Search code examples
pythonpandasmachine-learningstatisticsdbscan

How to get the second derivative/dip from the graph or generate the best eps value


Dataset is below

 ,id,revenue ,profit
0,101,779183,281257
1,101,144829,838451
2,101,766465,757565
3,101,353297,261071
4,101,1615461,275760
5,101,246731,949229
6,101,951518,301016
7,101,444669,430583

Code is below

import pandas as pd;
from sklearn.cluster import DBSCAN
import matplotlib.pyplot as plt
import numpy as np
from sklearn.preprocessing import StandardScaler
import seaborn as sns
from sklearn.neighbors import NearestNeighbors
df = pd.read_csv('1.csv',index_col=None)
df1 = StandardScaler().fit_transform(df)
dbsc = DBSCAN(eps = 2.5, min_samples = 20).fit(df1)
labels = dbsc.labels_

My shape of df is 1999

I got the dip value eps value from the below method, from graph its clear that eps=2.5

enter image description here

Below is the method to find the best eps value

ns = 5
nbrs = NearestNeighbors(n_neighbors=ns).fit(df3)
distances, indices = nbrs.kneighbors(df3)
distanceDec = sorted(distances[:,ns-1], reverse=True)
plt.plot(indices[:,0], distanceDec)
#plt.plot(list(range(1,2000)), distanceDec)
  • How to find the dip in the graph automatically by the system mean best eps is expected out? without looking in to graph, my system has to tell best eps

Solution

  • If I understand correctly, you are looking for the precise y value of the inflection point appearing in your ε(x) plot (it should be around 2.0), right?

    If this is correct, being ε(x) your curve, the problem is reduced to:

    1. Compute the second derivative of your curve: ε''(x).
    2. Find the zero (or zeroes) of such second derivative: x0.
    3. Recover the optimized ε value, just by plugging the zero into your curve: ε(x0).

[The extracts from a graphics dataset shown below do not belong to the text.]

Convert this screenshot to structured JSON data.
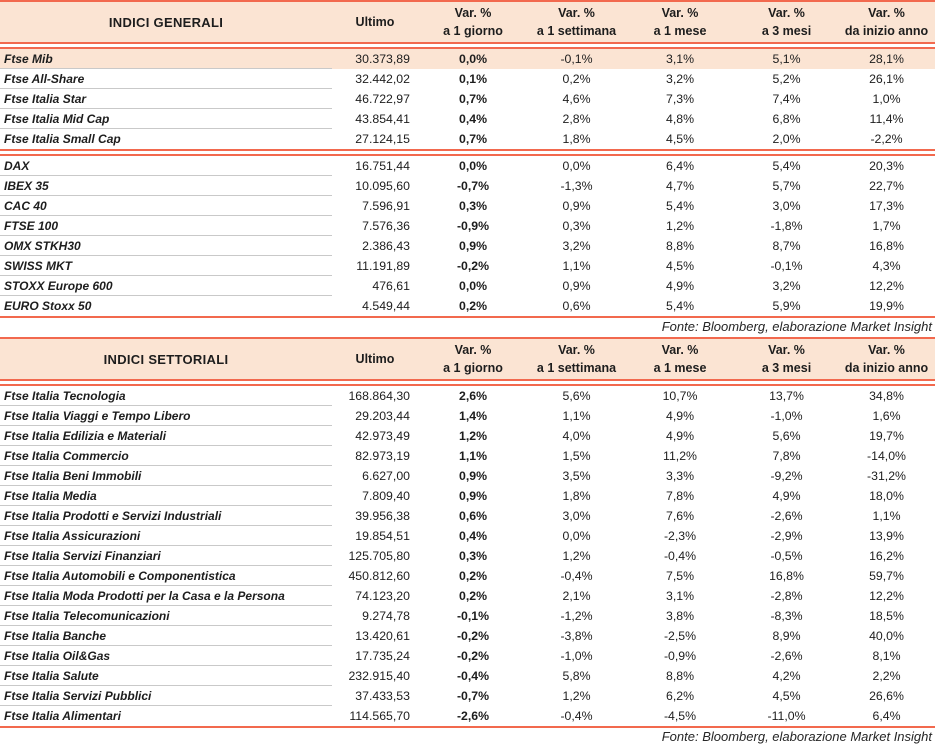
{
  "colors": {
    "accent_rule": "#f2694e",
    "header_bg": "#fbe4d3",
    "highlight_row_bg": "#fbe4d3",
    "text": "#1d1d1d",
    "row_divider": "#c9c9c9"
  },
  "tables": [
    {
      "title": "INDICI GENERALI",
      "ultimo_label": "Ultimo",
      "var_cols": [
        {
          "l1": "Var. %",
          "l2": "a 1 giorno"
        },
        {
          "l1": "Var. %",
          "l2": "a 1 settimana"
        },
        {
          "l1": "Var. %",
          "l2": "a 1 mese"
        },
        {
          "l1": "Var. %",
          "l2": "a 3 mesi"
        },
        {
          "l1": "Var. %",
          "l2": "da inizio anno"
        }
      ],
      "groups": [
        [
          {
            "name": "Ftse Mib",
            "ultimo": "30.373,89",
            "v1d": "0,0%",
            "v1w": "-0,1%",
            "v1m": "3,1%",
            "v3m": "5,1%",
            "ytd": "28,1%",
            "highlight": true
          },
          {
            "name": "Ftse All-Share",
            "ultimo": "32.442,02",
            "v1d": "0,1%",
            "v1w": "0,2%",
            "v1m": "3,2%",
            "v3m": "5,2%",
            "ytd": "26,1%"
          },
          {
            "name": "Ftse Italia Star",
            "ultimo": "46.722,97",
            "v1d": "0,7%",
            "v1w": "4,6%",
            "v1m": "7,3%",
            "v3m": "7,4%",
            "ytd": "1,0%"
          },
          {
            "name": "Ftse Italia Mid Cap",
            "ultimo": "43.854,41",
            "v1d": "0,4%",
            "v1w": "2,8%",
            "v1m": "4,8%",
            "v3m": "6,8%",
            "ytd": "11,4%"
          },
          {
            "name": "Ftse Italia Small Cap",
            "ultimo": "27.124,15",
            "v1d": "0,7%",
            "v1w": "1,8%",
            "v1m": "4,5%",
            "v3m": "2,0%",
            "ytd": "-2,2%"
          }
        ],
        [
          {
            "name": "DAX",
            "ultimo": "16.751,44",
            "v1d": "0,0%",
            "v1w": "0,0%",
            "v1m": "6,4%",
            "v3m": "5,4%",
            "ytd": "20,3%"
          },
          {
            "name": "IBEX 35",
            "ultimo": "10.095,60",
            "v1d": "-0,7%",
            "v1w": "-1,3%",
            "v1m": "4,7%",
            "v3m": "5,7%",
            "ytd": "22,7%"
          },
          {
            "name": "CAC 40",
            "ultimo": "7.596,91",
            "v1d": "0,3%",
            "v1w": "0,9%",
            "v1m": "5,4%",
            "v3m": "3,0%",
            "ytd": "17,3%"
          },
          {
            "name": "FTSE 100",
            "ultimo": "7.576,36",
            "v1d": "-0,9%",
            "v1w": "0,3%",
            "v1m": "1,2%",
            "v3m": "-1,8%",
            "ytd": "1,7%"
          },
          {
            "name": "OMX STKH30",
            "ultimo": "2.386,43",
            "v1d": "0,9%",
            "v1w": "3,2%",
            "v1m": "8,8%",
            "v3m": "8,7%",
            "ytd": "16,8%"
          },
          {
            "name": "SWISS MKT",
            "ultimo": "11.191,89",
            "v1d": "-0,2%",
            "v1w": "1,1%",
            "v1m": "4,5%",
            "v3m": "-0,1%",
            "ytd": "4,3%"
          },
          {
            "name": "STOXX Europe 600",
            "ultimo": "476,61",
            "v1d": "0,0%",
            "v1w": "0,9%",
            "v1m": "4,9%",
            "v3m": "3,2%",
            "ytd": "12,2%"
          },
          {
            "name": "EURO Stoxx 50",
            "ultimo": "4.549,44",
            "v1d": "0,2%",
            "v1w": "0,6%",
            "v1m": "5,4%",
            "v3m": "5,9%",
            "ytd": "19,9%"
          }
        ]
      ],
      "source": "Fonte: Bloomberg, elaborazione Market Insight"
    },
    {
      "title": "INDICI SETTORIALI",
      "ultimo_label": "Ultimo",
      "var_cols": [
        {
          "l1": "Var. %",
          "l2": "a 1 giorno"
        },
        {
          "l1": "Var. %",
          "l2": "a 1 settimana"
        },
        {
          "l1": "Var. %",
          "l2": "a 1 mese"
        },
        {
          "l1": "Var. %",
          "l2": "a 3 mesi"
        },
        {
          "l1": "Var. %",
          "l2": "da inizio anno"
        }
      ],
      "groups": [
        [
          {
            "name": "Ftse Italia Tecnologia",
            "ultimo": "168.864,30",
            "v1d": "2,6%",
            "v1w": "5,6%",
            "v1m": "10,7%",
            "v3m": "13,7%",
            "ytd": "34,8%"
          },
          {
            "name": "Ftse Italia Viaggi e Tempo Libero",
            "ultimo": "29.203,44",
            "v1d": "1,4%",
            "v1w": "1,1%",
            "v1m": "4,9%",
            "v3m": "-1,0%",
            "ytd": "1,6%"
          },
          {
            "name": "Ftse Italia Edilizia e Materiali",
            "ultimo": "42.973,49",
            "v1d": "1,2%",
            "v1w": "4,0%",
            "v1m": "4,9%",
            "v3m": "5,6%",
            "ytd": "19,7%"
          },
          {
            "name": "Ftse Italia Commercio",
            "ultimo": "82.973,19",
            "v1d": "1,1%",
            "v1w": "1,5%",
            "v1m": "11,2%",
            "v3m": "7,8%",
            "ytd": "-14,0%"
          },
          {
            "name": "Ftse Italia Beni Immobili",
            "ultimo": "6.627,00",
            "v1d": "0,9%",
            "v1w": "3,5%",
            "v1m": "3,3%",
            "v3m": "-9,2%",
            "ytd": "-31,2%"
          },
          {
            "name": "Ftse Italia Media",
            "ultimo": "7.809,40",
            "v1d": "0,9%",
            "v1w": "1,8%",
            "v1m": "7,8%",
            "v3m": "4,9%",
            "ytd": "18,0%"
          },
          {
            "name": "Ftse Italia Prodotti e Servizi Industriali",
            "ultimo": "39.956,38",
            "v1d": "0,6%",
            "v1w": "3,0%",
            "v1m": "7,6%",
            "v3m": "-2,6%",
            "ytd": "1,1%"
          },
          {
            "name": "Ftse Italia Assicurazioni",
            "ultimo": "19.854,51",
            "v1d": "0,4%",
            "v1w": "0,0%",
            "v1m": "-2,3%",
            "v3m": "-2,9%",
            "ytd": "13,9%"
          },
          {
            "name": "Ftse Italia Servizi Finanziari",
            "ultimo": "125.705,80",
            "v1d": "0,3%",
            "v1w": "1,2%",
            "v1m": "-0,4%",
            "v3m": "-0,5%",
            "ytd": "16,2%"
          },
          {
            "name": "Ftse Italia Automobili e Componentistica",
            "ultimo": "450.812,60",
            "v1d": "0,2%",
            "v1w": "-0,4%",
            "v1m": "7,5%",
            "v3m": "16,8%",
            "ytd": "59,7%"
          },
          {
            "name": "Ftse Italia Moda Prodotti per la Casa e la Persona",
            "ultimo": "74.123,20",
            "v1d": "0,2%",
            "v1w": "2,1%",
            "v1m": "3,1%",
            "v3m": "-2,8%",
            "ytd": "12,2%"
          },
          {
            "name": "Ftse Italia Telecomunicazioni",
            "ultimo": "9.274,78",
            "v1d": "-0,1%",
            "v1w": "-1,2%",
            "v1m": "3,8%",
            "v3m": "-8,3%",
            "ytd": "18,5%"
          },
          {
            "name": "Ftse Italia Banche",
            "ultimo": "13.420,61",
            "v1d": "-0,2%",
            "v1w": "-3,8%",
            "v1m": "-2,5%",
            "v3m": "8,9%",
            "ytd": "40,0%"
          },
          {
            "name": "Ftse Italia Oil&Gas",
            "ultimo": "17.735,24",
            "v1d": "-0,2%",
            "v1w": "-1,0%",
            "v1m": "-0,9%",
            "v3m": "-2,6%",
            "ytd": "8,1%"
          },
          {
            "name": "Ftse Italia Salute",
            "ultimo": "232.915,40",
            "v1d": "-0,4%",
            "v1w": "5,8%",
            "v1m": "8,8%",
            "v3m": "4,2%",
            "ytd": "2,2%"
          },
          {
            "name": "Ftse Italia Servizi Pubblici",
            "ultimo": "37.433,53",
            "v1d": "-0,7%",
            "v1w": "1,2%",
            "v1m": "6,2%",
            "v3m": "4,5%",
            "ytd": "26,6%"
          },
          {
            "name": "Ftse Italia Alimentari",
            "ultimo": "114.565,70",
            "v1d": "-2,6%",
            "v1w": "-0,4%",
            "v1m": "-4,5%",
            "v3m": "-11,0%",
            "ytd": "6,4%"
          }
        ]
      ],
      "source": "Fonte: Bloomberg, elaborazione Market Insight"
    }
  ]
}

    Here I attach my answer, based in this two other Stack Overflow answers: https://stackoverflow.com/a/26042315/10489040 (Compute derivative of an array) https://stackoverflow.com/a/3843124/10489040 (Find zero in array)

    import numpy as np
    import matplotlib.pyplot as plt
    
    # Generating x data range from -1 to 4 with a step of 0.01
    x = np.arange(-1, 4, 0.01)
    
    # Simulating y data with an inflection point as y(x) = x³ - 5x² + 2x
    y = x**3 - 5*x**2 + 2*x
    
    # Plotting your curve
    plt.plot(x, y, label="y(x)")
    
    # Computing y 1st derivative of your curve with a step of 0.01 and plotting it
    y_1prime = np.gradient(y, 0.01)
    plt.plot(x, y_1prime, label="y'(x)")
    
    # Computing y 2nd derivative of your curve with a step of 0.01 and plotting it
    y_2prime = np.gradient(y_1prime, 0.01)
    plt.plot(x, y_2prime, label="y''(x)")
    
    # Finding the index of the zero (or zeroes) of your curve
    x_zero_index = np.where(np.diff(np.sign(y_2prime)))[0]
    
    # Finding the x value of the zero of your curve
    x_zero_value = x[x_zero_index][0]
    
    # Finding the y value corresponding to the x value of the zero
    y_zero_value = y[x_zero_index][0]
    
    # Reporting
    print(f'The inflection point of your curve is {y_zero_value:.3f}.')
    

    enter image description here

    In any case, keep in mind that the inflection point (around 2.0) does not match with the "dip" point appearing around 2.5.